Textual Stage: Levels of Inner Voice

I tried analyzing the method by which I come up with thoughts a few nights ago and made a lot of interesting discoveries. [Originally written Mar 1 2021, saved and made into this essay on April 17 2021]. The mode of thought which I am most aware of is inner voice — mentally speaking in complete sentences — but there are multiple levels of inner voice, the higher levels going much faster, too fast to be mentally spoken. (Higher means deeper, less conscious, harder to analyze; these are just the levels of the part of my brain which thinks in English, which is the 'lowest' part here, contrasting with the entirely non-textual higher parts).

I will call these three parts the textual stage of (my) thought; they are the first and lowest stage of my thought process. I feel comfortable breaking this stage down into levels, as I have sufficient mental clarity to grasp them and see how they operate.

Pretextual Stage: The Unconscious Synthesis of Ideas

The second stage is what I'm calling the pretextual stage. I really can't see what's going on here; when I peer into it, I just see (metaphorically) a roiling sea of blackness, which clearly houses lots of activity but which I cannot even begin to see through. It's scary not knowing where my thoughts really come from.

The first level of the pretextual stage I can sort of feel — and it feels like a sort of alchemical warfare, with raw ideas constantly synthesizing, constantly breaking down and releasing energy. But having this vague feeling for it is as far as I've been able to go: I don't have sufficient mental clarity to actually analyze it.

Now, there is likely a stage high enough that no amount of mental clarity would let me analyze its higher levels, as it houses the very faculty of spontaneous analytical thought, which may be capable of operating on itself but is certainly not capable of operating on any higher levels of the stage.

In other words, there is an end to the journey. But I'm nowhere near there. If I can feel the next stage, then I know I can start to penetrate it by developing sufficient mental clarity and building meditative skills. It'll take a long time, though.

I think the essay https://slatestarcodex.com/2018/10/15/the-chamber-of-guf/ starts to get at what I'm calling the pretextual stage of thought, except he calls it the Chamber of Guf (the chad Kabbalah reference vs etc.), and analyzes it from a neuroscientific point of view, as opposed to the structural analysis I offered. I don't want to call it the Guf, though, since I believe there might be stages beyond it, and the Kabbalah metaphor doesn't extend that far — so let's stick with boring descriptive names from the start.

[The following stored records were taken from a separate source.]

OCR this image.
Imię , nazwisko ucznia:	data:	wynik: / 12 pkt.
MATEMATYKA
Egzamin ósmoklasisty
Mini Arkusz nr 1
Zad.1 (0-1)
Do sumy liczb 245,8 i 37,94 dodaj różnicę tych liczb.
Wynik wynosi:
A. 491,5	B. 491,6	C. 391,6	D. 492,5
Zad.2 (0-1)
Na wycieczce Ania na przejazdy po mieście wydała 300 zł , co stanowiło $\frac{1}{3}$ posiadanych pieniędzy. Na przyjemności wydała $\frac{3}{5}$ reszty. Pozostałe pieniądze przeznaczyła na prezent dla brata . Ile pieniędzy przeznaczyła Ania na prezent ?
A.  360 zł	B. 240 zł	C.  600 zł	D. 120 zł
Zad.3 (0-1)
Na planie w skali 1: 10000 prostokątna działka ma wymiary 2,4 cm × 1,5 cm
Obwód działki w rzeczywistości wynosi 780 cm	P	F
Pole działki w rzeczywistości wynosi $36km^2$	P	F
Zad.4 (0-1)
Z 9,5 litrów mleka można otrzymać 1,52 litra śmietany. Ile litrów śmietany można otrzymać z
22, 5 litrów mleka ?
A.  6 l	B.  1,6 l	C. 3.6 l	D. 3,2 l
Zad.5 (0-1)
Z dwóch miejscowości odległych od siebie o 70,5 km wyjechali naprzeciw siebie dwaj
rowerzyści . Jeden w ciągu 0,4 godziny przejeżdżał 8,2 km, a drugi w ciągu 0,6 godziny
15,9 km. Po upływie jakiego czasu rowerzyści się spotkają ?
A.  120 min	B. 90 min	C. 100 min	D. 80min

Footnote: I guess this is a good argument against analogical naming systems in general: unless you somehow know in advance that the structure of the system you're giving names to fits within the structure of the metaphor's original domain, you run the risk of coming across elements of the system you can't name according to the metaphor...

The fragment "If you want to see the Guf directly, advanced meditators seem to be able to do this. They often report that after successfully quieting their conscious thoughts, they become gradually aware of a swamp of unquiet proto-thoughts lurking underneath." seems strange to me, as I can notice it and I’m not a meditator at all; perhaps Scott Alexander didn't try it for himself (doubtful), or it’s within closer reach for some people than others, or some people have more natural talent at noticing such things than others.

Dynamical Stage: Deduction of Necessary Structure

Now, in assembling thoughts from raw sense data & neuronal noise, there are so many steps to go through, and by exploring what these steps necessarily must be we can infer the existence of higher stages, right? In particular, I notice that the pretextual stage works with mental formations somehow endowed with semantics: this formation represents this concept, this formation represents this other concept, and so on. Let's define the pretextual stage, then, as the stage whereby semantic data is manipulated before being “released” to immediately noticeable consciousness.

As new semantic data exists, it must have at some point been formed; there must then be a third stage by which new semantic data is formed from existing data, sense experience, and noise. I'll call this third stage the dynamical stage, with the caveat that this name is liable to change once I gain more understanding of it.

To recap, the stages are as follows:

  1. The textual stage, which consists of a series of levels whereby semantic representations, or "pure thoughts", are converted into language and processed
  2. The pretextual stage, which consists of a series of levels whereby semantic data is received and processed; this is where things like 'revelation' happen, and where unconscious thought happens
  3. The dynamical stage, which consists of a series of levels whereby sense, noise, and existing data are made into a legible combination which is again treatable as semantic data. While I believe the pretextual stage can be accessed, this stage is probably beyond the reach of all but super-meditators, and, since we can’t trust that they haven’t changed their forms of thinking in the very development of that ability (it’s easy to lick your elbow if you break your arm!), the dynamical stage should be attacked via neuroscientific research.